Named for the vast paddy fields that resemble the scales on the back of a dragon when they are full of water, the longji rice terraces offers hiking options for all skill levels. The most popular (and longest) involves hiking from the Ping’An village on one end to Jinkeng on the other, passing through each of their respective hamlets. If hiking isn’t your thing, the Jinkeng village offers a cable car to the top of the terrace. The area is also home to several minority nationalities, one of which is famous for having the longest hair in the world. Rather than cutting it, they wrap it in a time-consuming, turban style bun on the top of their heads. Understandably, if you want to see how long it is, it’ll cost you.
Located in a traditional Chinese farmhouse in the countryside, Yangshuo Cooking School offers cooking classes for novice foodies and master chefs. Students start the day with a guided tour of a Yangshuo market to learn about the common ingredients used in the area before heading to the farm, where individual woks are waiting to be used. For a single day course, chefs learn to make five local dishes, which could include beer fish, duck with pickled ginger and chilli, egg-wrapped dumplings, chicken with cashew nuts, and steamed stuffed vegetables. After dinner, students are taken back to their hotels with recipe cards so they can recreate the dishes at home.
Yangshuo Cooking School, Chao Long, Yangshuo, Guangxi Province, China, +86 137 88 437 286
Adventurers from around the world come to climb the craggy karst mountains in Yangshuo. And there’s plenty to choose from – the city boasts over 300 climbing routes ranging in difficulty from 5.6 to 5.13. Experienced climbers can ask in the numerous climbing shops or affiliated hostels about trails, partners, and gear rentals. Those same shops offer classes to those new to climbing.

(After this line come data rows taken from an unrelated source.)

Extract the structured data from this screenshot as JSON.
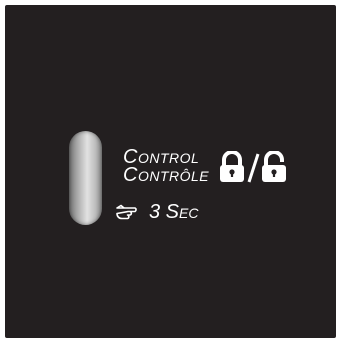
{
  "control": {
    "label_en": "Control",
    "label_fr": "Contrôle",
    "hold_time": "3 Sec",
    "icons": [
      "lock-icon",
      "unlock-icon",
      "pointing-hand-icon"
    ]
  }
}
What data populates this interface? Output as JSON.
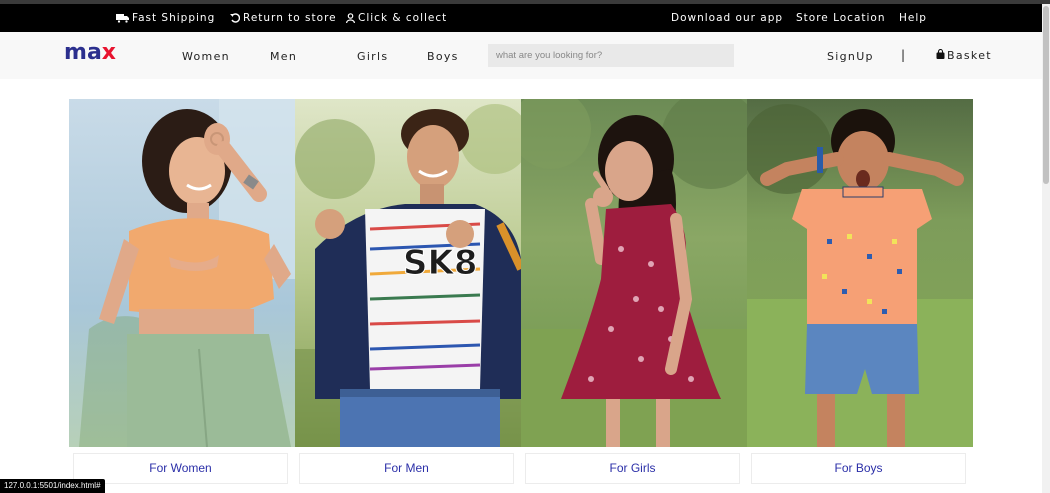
{
  "topbar": {
    "left": [
      {
        "label": "Fast Shipping",
        "icon": "truck-icon"
      },
      {
        "label": "Return to store",
        "icon": "return-icon"
      },
      {
        "label": "Click & collect",
        "icon": "user-icon"
      }
    ],
    "right": [
      "Download our app",
      "Store Location",
      "Help"
    ]
  },
  "brand": {
    "m": "m",
    "a": "a",
    "x": "x",
    "primary": "#2b2f8e",
    "accent": "#e8132f"
  },
  "nav": {
    "links": [
      "Women",
      "Men",
      "Girls",
      "Boys"
    ],
    "search_placeholder": "what are you looking for?",
    "signup": "SignUp",
    "separator": "|",
    "basket": "Basket"
  },
  "categories": [
    {
      "label": "For Women",
      "image": "woman-photo"
    },
    {
      "label": "For Men",
      "image": "man-photo"
    },
    {
      "label": "For Girls",
      "image": "girl-photo"
    },
    {
      "label": "For Boys",
      "image": "boy-photo"
    }
  ],
  "status_url": "127.0.0.1:5501/index.html#"
}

In the downtown districts of any major town, you’re bound to find massage parlors. But beyond the Swedish style massages you’re likely to find at home, Chinese masseuses also offer fire cupping, acupuncture, and Thai massages for incredibly reasonable rates.
In most cities there are numerous markets for locals to sell their home-grown vegetables, fruit, assorted meats, and tea supplies. Go in the morning – the stalls are more lively when the goods are fresh – and you may see chefs from the restaurant where you had dinner the night before, shopping for supplies. Be careful in the meat section, though. Many of the livestock is still alive and it’s not uncommon for chickens to make a run for it or for fish and frogs to escape their tanks.

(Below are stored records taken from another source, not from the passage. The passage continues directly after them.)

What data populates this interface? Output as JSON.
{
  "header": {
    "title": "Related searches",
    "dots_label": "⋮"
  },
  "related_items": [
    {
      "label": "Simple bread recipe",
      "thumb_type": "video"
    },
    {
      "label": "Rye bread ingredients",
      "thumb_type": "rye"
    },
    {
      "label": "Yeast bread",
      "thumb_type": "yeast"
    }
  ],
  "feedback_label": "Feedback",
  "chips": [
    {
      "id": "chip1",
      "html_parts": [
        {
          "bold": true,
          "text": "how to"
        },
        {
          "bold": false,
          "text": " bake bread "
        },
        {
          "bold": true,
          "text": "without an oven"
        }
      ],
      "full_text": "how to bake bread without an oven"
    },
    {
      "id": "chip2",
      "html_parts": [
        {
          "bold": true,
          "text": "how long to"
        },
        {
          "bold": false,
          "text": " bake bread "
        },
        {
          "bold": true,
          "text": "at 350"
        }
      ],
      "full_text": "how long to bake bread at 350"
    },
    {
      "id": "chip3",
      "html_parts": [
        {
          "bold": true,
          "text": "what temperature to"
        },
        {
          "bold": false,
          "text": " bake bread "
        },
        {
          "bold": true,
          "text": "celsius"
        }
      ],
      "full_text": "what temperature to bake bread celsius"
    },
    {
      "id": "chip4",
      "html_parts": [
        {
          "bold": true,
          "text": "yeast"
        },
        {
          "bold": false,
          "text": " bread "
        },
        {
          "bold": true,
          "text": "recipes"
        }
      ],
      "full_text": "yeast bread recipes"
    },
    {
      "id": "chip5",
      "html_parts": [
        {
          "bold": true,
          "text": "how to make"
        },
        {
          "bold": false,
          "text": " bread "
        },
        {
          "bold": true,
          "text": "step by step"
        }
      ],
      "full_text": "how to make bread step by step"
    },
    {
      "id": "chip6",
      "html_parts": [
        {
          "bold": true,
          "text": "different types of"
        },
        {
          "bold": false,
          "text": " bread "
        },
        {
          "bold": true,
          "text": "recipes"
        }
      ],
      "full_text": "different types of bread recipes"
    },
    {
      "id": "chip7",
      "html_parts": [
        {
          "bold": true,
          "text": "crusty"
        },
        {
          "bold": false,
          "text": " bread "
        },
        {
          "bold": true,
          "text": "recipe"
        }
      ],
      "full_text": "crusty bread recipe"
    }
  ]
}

Considering how few English-speaking locals or expats there are in the Guangxi province, the opportunities for practising the language are endless. The Chinese Language Institute in Guilin and the Omeida Dayingwen College in Yangshuo offer immersion programs for students to live and study in their respective cities.

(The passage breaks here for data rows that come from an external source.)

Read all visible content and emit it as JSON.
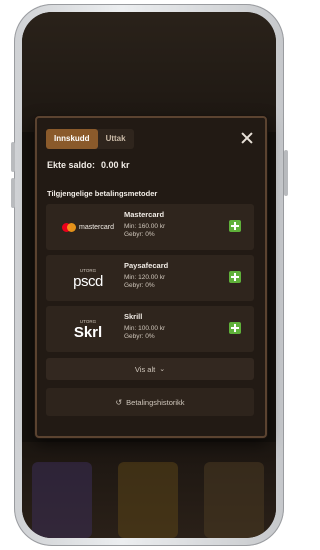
{
  "tabs": {
    "deposit": "Innskudd",
    "withdraw": "Uttak"
  },
  "balance": {
    "label": "Ekte saldo:",
    "value": "0.00 kr"
  },
  "methods_title": "Tilgjengelige betalingsmetoder",
  "methods": [
    {
      "name": "Mastercard",
      "min": "Min: 160.00 kr",
      "fee": "Gebyr: 0%",
      "logo_text": "mastercard"
    },
    {
      "name": "Paysafecard",
      "min": "Min: 120.00 kr",
      "fee": "Gebyr: 0%",
      "logo_text": "pscd",
      "tag": "UTORG"
    },
    {
      "name": "Skrill",
      "min": "Min: 100.00 kr",
      "fee": "Gebyr: 0%",
      "logo_text": "Skrl",
      "tag": "UTORG"
    }
  ],
  "show_all": "Vis alt",
  "history": "Betalingshistorikk",
  "colors": {
    "accent": "#8a5a2b",
    "plus": "#5fb13a",
    "panel": "#221a14",
    "row": "#2f251d"
  },
  "icons": {
    "close": "close-icon",
    "plus": "plus-icon",
    "chevron": "chevron-down-icon",
    "history": "history-icon"
  }
}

This slow-movement form of martial arts is practised in public squares and parks all over China. Whether you sign up for a day or weeklong session, you’ll learn the fundamentals of the practice, as well as insight into the philosophy and meditative properties of the ancient tradition.
Rice noodles, baozi, stir fry, and fried rice are street-food staples in much of China. What else is ubiquitously married with the food carts? Step stools and child-sized plastic tables. Why eating with your knees tucked into your armpits is the norm, we’re not sure, but you’ll quickly forget about it when the ayi produces a steaming bowl of Mi Fen topped with pickled vegetables, peanuts, and pork.
Many cities in Guangxi are connected by the railway system, though not all trains are created equal. Depending whether you’ve paid for the fast or slow train, the same journey could be a difference of eight hours at most. Regardless, it’s endlessly entertaining people-watching. Families spread out whole picnic lunches across multiple rows, children play in the aisles, and employees sell a myriad of goods ranging from cup o’ noodles to knock-off ShamWow cloths.
Notice the karst mountains and bamboo boat fisherman on the back of your peach-coloured ¥20? It’s a scene duplicated hundreds of times a day on the Li River. Numerous boats leave Liberation Bridge in downtown Guilin bound for the town of Yangshuo each day on a three- or four-hour tour. The lazy 52-mile ride glides through the heart of the Guangxi province, past waterfalls, rice paddies, and wildlife. While you can ride on a bamboo raft like the man in the picture, faster options include luxury and charter boats.